Thunberg's comments came as temperatures in Britain exceeded 40oC (104oF) for the first time in recorded history and continued to rise.
Such life-threatening conditions are consistent with climate scientists' long-standing and oft-repeated warnings that heatwaves, wildfires, and other extreme weather disasters will increase in frequency and intensity as long as greenhouse gas emissions, driven primarily by the burning of fossil fuels, continue to soar.
As The Guardianreported:
Hannah Cloke, a professor of hydrology at the University of Reading, said the record was a "grim milestone" and part of a "slide into unknown territory for humanity as we heat our planet." She urged "every politician who is calling for a watering down of climate policy to explain their thinking."
Nigel Arnell, a professor of climate system science at Reading, said emergency heat health alerts like the one in place for much of England could happen every two to three years by the 2050s, and more frequently if the world remains on track for temperatures to rise by over 2oC by the end of the century.

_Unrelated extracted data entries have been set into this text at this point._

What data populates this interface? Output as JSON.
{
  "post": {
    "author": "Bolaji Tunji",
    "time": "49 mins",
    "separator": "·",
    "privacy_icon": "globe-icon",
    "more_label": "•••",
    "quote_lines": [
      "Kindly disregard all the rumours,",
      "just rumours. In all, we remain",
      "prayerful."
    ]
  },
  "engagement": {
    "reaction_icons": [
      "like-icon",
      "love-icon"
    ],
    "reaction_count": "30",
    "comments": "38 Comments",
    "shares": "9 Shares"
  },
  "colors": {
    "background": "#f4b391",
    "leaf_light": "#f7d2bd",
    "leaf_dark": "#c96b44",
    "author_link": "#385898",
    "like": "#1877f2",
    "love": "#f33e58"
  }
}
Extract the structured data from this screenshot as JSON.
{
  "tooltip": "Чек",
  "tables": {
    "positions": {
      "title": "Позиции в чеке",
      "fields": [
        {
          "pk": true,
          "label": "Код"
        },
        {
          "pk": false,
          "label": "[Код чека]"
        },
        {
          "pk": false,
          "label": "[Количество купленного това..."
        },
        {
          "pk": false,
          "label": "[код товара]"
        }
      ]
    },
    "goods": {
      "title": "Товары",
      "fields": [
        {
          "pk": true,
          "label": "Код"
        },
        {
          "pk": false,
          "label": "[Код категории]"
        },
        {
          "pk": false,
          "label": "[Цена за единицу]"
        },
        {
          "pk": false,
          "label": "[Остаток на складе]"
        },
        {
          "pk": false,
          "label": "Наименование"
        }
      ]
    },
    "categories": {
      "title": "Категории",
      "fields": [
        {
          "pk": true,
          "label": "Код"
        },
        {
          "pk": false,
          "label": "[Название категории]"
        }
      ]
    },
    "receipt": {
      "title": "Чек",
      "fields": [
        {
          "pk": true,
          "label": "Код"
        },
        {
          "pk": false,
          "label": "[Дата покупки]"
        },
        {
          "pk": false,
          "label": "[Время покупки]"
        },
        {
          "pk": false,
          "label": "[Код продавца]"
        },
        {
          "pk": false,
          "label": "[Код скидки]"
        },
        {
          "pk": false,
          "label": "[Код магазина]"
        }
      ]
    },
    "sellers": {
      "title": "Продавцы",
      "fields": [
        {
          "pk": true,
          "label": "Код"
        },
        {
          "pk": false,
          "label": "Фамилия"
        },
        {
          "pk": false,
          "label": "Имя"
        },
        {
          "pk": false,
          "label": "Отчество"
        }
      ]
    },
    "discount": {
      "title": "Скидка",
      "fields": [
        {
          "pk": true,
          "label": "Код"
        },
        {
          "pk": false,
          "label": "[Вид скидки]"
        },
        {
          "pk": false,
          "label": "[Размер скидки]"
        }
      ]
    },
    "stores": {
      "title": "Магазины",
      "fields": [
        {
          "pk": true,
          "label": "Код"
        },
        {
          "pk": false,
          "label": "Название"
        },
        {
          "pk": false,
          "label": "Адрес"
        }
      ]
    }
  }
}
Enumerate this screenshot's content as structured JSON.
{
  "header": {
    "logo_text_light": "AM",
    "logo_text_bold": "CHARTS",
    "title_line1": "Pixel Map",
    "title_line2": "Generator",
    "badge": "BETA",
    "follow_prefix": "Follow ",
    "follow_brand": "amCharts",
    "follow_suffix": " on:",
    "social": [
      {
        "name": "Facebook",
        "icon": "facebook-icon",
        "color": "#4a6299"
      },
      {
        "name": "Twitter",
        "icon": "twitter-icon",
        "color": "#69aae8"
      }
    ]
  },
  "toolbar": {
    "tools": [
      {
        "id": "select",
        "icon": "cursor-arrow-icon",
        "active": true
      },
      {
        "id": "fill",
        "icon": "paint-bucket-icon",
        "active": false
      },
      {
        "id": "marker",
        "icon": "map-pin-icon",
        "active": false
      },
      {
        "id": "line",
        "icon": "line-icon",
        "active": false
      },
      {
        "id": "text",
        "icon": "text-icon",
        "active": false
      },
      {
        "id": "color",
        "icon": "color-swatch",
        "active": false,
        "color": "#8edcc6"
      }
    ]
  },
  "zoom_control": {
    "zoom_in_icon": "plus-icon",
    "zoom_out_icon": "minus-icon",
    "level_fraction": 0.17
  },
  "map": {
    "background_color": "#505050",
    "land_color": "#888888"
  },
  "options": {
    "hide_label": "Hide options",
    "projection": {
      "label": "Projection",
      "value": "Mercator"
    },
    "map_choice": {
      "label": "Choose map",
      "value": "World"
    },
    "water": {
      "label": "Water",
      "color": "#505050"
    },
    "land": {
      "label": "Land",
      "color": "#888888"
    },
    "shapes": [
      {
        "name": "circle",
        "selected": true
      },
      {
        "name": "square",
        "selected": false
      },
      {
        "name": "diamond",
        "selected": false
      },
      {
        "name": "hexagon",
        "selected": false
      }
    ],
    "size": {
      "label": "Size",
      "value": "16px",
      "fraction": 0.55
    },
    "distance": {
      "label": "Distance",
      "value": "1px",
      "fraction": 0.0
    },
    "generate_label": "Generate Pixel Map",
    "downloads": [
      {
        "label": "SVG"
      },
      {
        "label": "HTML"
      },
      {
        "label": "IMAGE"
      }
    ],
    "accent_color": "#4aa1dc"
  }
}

It's not just the U.K. that is being scorched. Large swaths of the Northern Hemisphere--from Europe to Asia to North Africa and North America--are suffering under the weight of brutal heatwaves and devastating wildfires. More than 1,100 heat-related deaths have been reported this month in Portugal and Spain alone.
Thunberg's stark warning about the world's current trajectory toward an even hotter future echoed Monday's unequivocal message from United Nations Secretary-General Antonio Guterres.
"We have a choice," said Guterres. "Collective action or collective suicide. It's in our hands."
"We need a concrete global response that addresses the needs of the world's most vulnerable people, communities, and nations," he added. "This has to be the decade of decisive climate action."